Private White vs White Tie
Where Private White belongs to Cloverdale Paint's range, White Tie is a Farrow & Ball color. Both sit in the beige-white family, which is useful context if you're narrowing within a single hue direction. They have nearly identical light reflectance values (83 vs 84), so they'll read as similarly Light in most lighting conditions. At ΔE 1.1, these are close — the kind of difference that matters when choosing between them, but doesn't read strongly in a finished room. Below you'll find 4 real-room photo comparisons where both colors appear side by side, plus 5 simulated room previews.
Private White vs White Tie in Real Spaces
4 real rooms side by side. Private White and White Tie are close enough that the difference can be hard to judge from a chip alone — these photos show how each reads at scale, across different spaces and lighting conditions.
Bedroom
The context that matters most in a bedroom is how a color reads under a bedside lamp at night, not under noon daylight. At this scale the difference is subtle — you'd need them side by side, as shown here, to reliably tell them apart.
Kitchen
In a kitchen, colors are seen under bright task lighting that amplifies undertones — what reads neutral elsewhere can show its hand here. At this scale the difference is subtle — you'd need them side by side, as shown here, to reliably tell them apart.
Dining Room
A dining room lit by a dimmed pendant or candles is one of the most forgiving environments for paint — warm light softens almost everything. In photos like these you're seeing the difference at its most direct. In a finished room, the distinction is there but not dramatic.
Bathroom
Bathrooms are one of the few spaces where you're genuinely enclosed by the paint color, which makes the choice between these two more consequential. At this scale the difference is subtle — you'd need them side by side, as shown here, to reliably tell them apart.
Color Details
Private White vs White Tie Simulated Comparison
5 simulated room previews — drag the slider on each to see Private White on one side and White Tie on the other.

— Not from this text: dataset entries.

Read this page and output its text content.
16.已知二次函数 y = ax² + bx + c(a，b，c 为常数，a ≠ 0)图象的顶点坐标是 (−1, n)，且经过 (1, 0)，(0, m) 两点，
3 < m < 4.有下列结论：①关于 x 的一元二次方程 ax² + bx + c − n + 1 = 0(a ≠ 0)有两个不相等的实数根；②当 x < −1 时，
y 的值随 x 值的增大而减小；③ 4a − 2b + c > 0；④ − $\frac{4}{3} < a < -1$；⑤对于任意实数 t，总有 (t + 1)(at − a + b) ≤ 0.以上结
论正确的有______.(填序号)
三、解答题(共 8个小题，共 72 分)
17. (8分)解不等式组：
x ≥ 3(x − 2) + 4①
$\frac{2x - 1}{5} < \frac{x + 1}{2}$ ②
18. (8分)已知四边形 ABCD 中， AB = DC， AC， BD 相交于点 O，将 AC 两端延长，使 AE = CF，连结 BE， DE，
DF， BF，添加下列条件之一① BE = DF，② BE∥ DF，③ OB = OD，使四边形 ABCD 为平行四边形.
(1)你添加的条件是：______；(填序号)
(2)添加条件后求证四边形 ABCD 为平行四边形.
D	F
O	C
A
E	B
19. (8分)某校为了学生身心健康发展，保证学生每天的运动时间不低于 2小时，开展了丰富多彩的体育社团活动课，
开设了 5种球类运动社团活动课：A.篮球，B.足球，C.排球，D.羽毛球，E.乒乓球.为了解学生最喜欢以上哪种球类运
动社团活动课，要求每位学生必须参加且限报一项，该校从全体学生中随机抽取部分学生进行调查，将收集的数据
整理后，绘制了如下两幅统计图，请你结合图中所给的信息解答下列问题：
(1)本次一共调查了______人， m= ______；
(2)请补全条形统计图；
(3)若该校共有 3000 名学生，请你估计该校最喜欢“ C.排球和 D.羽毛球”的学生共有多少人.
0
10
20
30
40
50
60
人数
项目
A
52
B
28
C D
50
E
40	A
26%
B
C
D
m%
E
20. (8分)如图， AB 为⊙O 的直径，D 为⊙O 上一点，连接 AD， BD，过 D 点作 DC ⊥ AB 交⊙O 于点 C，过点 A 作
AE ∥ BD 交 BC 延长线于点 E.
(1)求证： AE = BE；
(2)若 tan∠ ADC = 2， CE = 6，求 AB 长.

Digital color is approximate. These simulations are generated from the manufacturer's hex values and overlaid on grayscale room photos — your screen's calibration, brightness, and viewing angle all affect how they render. Before committing to either color, test physical samples in your own space under the light you actually live with.
More Private White comparisons
See how Private White stacks up against other well-photographed colors across different brands and tones.